Our data demonstrate that using glucagon provides an effective alternative to oral options for treating fasting-induced hypoglycemia in the home setting for adults with T1D during Ramadan. An earlier and higher glycemic response was observed with MDG over OG (Table 1 and Supplementary Fig. 3). This approach allowed completion of more fasts successfully. It builds on previous work and presents MDG (i.e., 150 μg of glucagon) as an effective treatment for hypoglycemia that can be applied to other prolonged, repetitive fasting situations such as nocturnal hypoglycemia, intermittent fasting, or exercising in the fasted state in T1D (2,8).

The pharmacokinetic response to the 150-μg dose showed an almost identical response to previous studies (2,13). This suggests that the rapid absorption and efficacy of MDG from subcutaneous tissue is not affected by prolonged, repetitive fasting. Data from fasting 8 h and no requirement for repeated treatments further supports this (Table 1 and Supplementary Table 2).

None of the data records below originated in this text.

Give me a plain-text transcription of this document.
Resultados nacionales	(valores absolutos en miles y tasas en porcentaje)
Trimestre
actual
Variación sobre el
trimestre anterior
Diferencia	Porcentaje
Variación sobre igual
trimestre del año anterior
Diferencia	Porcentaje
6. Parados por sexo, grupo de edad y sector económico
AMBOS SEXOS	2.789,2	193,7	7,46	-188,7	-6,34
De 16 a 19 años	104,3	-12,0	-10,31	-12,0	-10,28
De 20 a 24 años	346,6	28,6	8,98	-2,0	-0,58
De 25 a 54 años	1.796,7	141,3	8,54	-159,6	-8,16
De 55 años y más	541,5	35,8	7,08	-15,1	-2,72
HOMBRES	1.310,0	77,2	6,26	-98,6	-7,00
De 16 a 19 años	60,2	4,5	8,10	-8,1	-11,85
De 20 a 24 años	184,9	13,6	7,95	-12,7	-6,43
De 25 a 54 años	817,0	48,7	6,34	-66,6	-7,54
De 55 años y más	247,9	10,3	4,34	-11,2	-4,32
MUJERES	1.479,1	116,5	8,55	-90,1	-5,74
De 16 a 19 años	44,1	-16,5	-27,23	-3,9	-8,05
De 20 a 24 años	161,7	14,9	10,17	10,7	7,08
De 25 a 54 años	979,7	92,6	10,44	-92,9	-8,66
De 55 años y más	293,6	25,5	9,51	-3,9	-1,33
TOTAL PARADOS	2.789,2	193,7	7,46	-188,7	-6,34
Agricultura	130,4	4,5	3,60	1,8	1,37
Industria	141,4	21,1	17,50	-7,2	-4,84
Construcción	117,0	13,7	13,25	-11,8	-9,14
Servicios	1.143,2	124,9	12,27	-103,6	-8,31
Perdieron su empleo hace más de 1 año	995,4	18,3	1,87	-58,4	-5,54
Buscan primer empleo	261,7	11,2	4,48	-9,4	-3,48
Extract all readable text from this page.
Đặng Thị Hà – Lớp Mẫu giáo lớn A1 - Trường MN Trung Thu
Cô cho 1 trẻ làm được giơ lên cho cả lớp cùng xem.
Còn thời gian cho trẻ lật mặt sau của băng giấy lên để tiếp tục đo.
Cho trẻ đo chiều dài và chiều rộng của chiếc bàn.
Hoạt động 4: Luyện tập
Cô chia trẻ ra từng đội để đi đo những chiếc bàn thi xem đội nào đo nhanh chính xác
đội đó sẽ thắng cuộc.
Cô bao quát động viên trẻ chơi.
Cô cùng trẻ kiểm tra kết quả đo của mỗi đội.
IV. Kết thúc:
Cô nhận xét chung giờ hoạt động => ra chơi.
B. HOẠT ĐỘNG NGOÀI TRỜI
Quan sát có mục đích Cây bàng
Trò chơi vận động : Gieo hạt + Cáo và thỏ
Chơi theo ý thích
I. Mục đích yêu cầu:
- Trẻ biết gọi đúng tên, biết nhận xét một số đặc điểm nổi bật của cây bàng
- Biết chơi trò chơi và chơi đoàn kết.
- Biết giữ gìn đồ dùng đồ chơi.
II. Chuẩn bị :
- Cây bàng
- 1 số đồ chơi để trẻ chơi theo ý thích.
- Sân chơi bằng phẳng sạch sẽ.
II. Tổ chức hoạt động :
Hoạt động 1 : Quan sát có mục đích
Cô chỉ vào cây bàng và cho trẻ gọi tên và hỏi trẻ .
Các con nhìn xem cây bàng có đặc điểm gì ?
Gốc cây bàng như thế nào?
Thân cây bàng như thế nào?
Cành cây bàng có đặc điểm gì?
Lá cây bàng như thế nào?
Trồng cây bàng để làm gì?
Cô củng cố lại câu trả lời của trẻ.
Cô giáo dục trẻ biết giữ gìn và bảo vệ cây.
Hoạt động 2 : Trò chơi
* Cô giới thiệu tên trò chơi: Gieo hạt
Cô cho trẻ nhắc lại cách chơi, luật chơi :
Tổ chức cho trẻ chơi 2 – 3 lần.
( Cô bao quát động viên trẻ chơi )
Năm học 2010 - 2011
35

Most participants reported a tolerable level of nausea, although slightly higher than previous reports. Further advancements in the development of a reusable pen (such as dasiglucagon) could reduce the relative discomfort associated with injections. Inhaled glucagon may provide an alternative approach, but can cause local adverse effects (14).

Participants in this study are representative of an average clinical cohort in Middle East and international clinics given their demographics and nonavailability of structured education programs. Limitations of this study include sample size, given constraints from the cost and challenge of performing larger clinical studies during Ramadan, and potential for selection bias given the use of CGM technologies.

To conclude, glucagon administration is an effective alternative to OG as for the treatment and prevention of hypoglycemia following prolonged fasts in home settings. As newer ways of delivering and administering glucagon are developed, including dual-hormone closed-loop systems, this study provides rationale and validity for the use of glucagon in managing hypoglycemia in semifasted and fasted states in T1D (15).